Basicamente, a imprensa se pauta por duas coisas: relevância e interesse público. Nem sempre são a mesma coisa. Um exemplo de relevância sem interesse público é a alteração da taxa básica de juros no mercado financeiro: gera impacto sobre toda a economia e, por tabela, sobre o bolso de todos os brasileiros, mas eles mal lêem e não compartilham essa notícia. Ao contrário, se uma celebridade do mundo pop resolve caçar pokemons no parque, isso não vai impactar sobre a vida de ninguém, mas muitos lêem e compartilham a notícia.
Veja texto de Luigi Poniwass que motivou essa resposta
Há, contudo, casos em que relevância e interesse público andam lado a lado. Como o primeiro encontro cara a cara do ex-presidente Luiz Inácio Lula da Silva com o juiz Sérgio Moro, que comanda as investigações da Operação Lava Jato. Relevância porque trata-se do primeiro depoimento do ex-presidente, um dos principais citados na investigação política que gerou mais repercussão na história deste país. Interesse público porque ambos os personagens mobilizam uma legião de apoiadores. Nesse caso específico, apoiadores de um lado não toleram o outro. De um lado, são chamados de mortadelas; de outro, de coxinhas. Houve uma polarização ímpar. Há quem chame de Fla-Flu. Não se fala de outra coisa. Cabe a analogia com uma final de Copa do Mundo, já que Lula e Moro são os expoentes máximos de cada lado.

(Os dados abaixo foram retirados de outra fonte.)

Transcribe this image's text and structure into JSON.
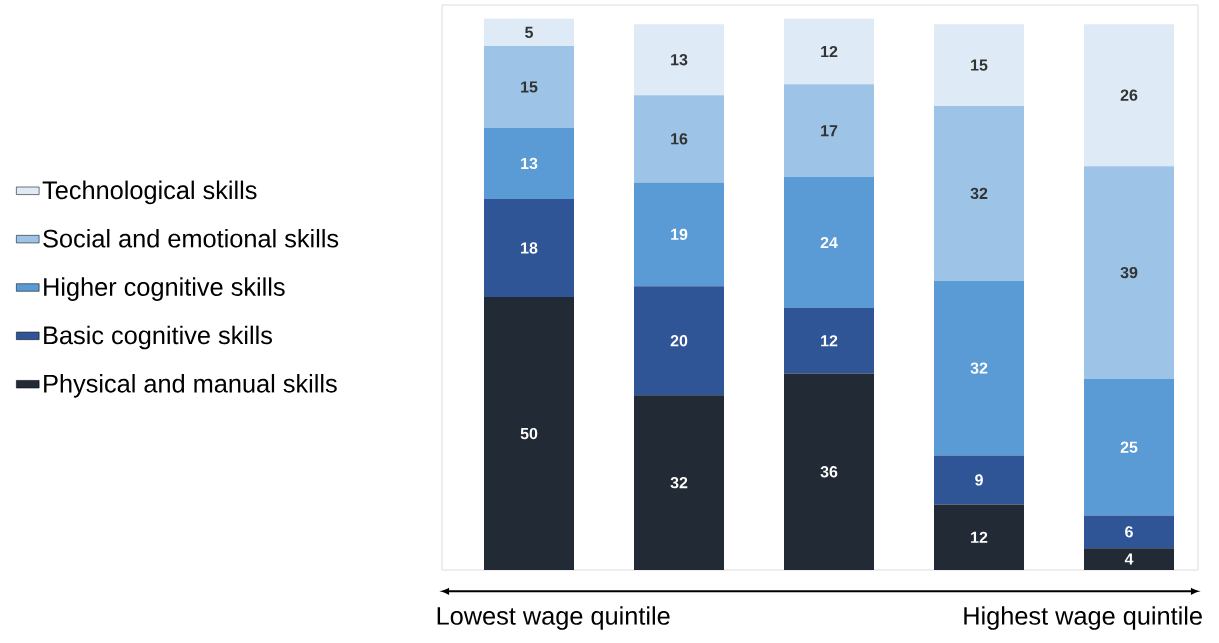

A analogia é apropriada também porque a cidade de Curitiba, palco do depoimento, recebeu uma Copa do Mundo três anos atrás. Em torno do palco do confronto, um perímetro de isolamento, acessível apenas a credenciados. Moradores do entorno tiveram que mudar a rotina por causa disso. Milhares de agentes da lei foram envolvidos. Policiamento percorreu a cidade para escoltar comitivas. Houve esquemas de segurança no aeroporto. De um lado, milhares de torcedores. De outro, mais milhares. Muitos deles que vieram especialmente para a ocasião. Hotéis lotados por apenas um dia. Isso aconteceu em 2014, em quatro jogos do Mundial, e acontece de novo. Esse esse clima de final de Copa poderia ser evitado dos dois lados? Sim, mas, como nenhum dos dois lados cedeu, e o encontro foi inevitável, todo o clima se fez. Aliás, o próprio Moro falou em clima de Copa. Isso é sensacionalismo? A imprensa noticia o que existe. Há algum erro na analogia com uma final de Copa? Apenas um: o encontro entre Lula e Moro, nesta quarta-feira, não vai encerrar um ciclo que só recomeçaria daqui a quatro anos.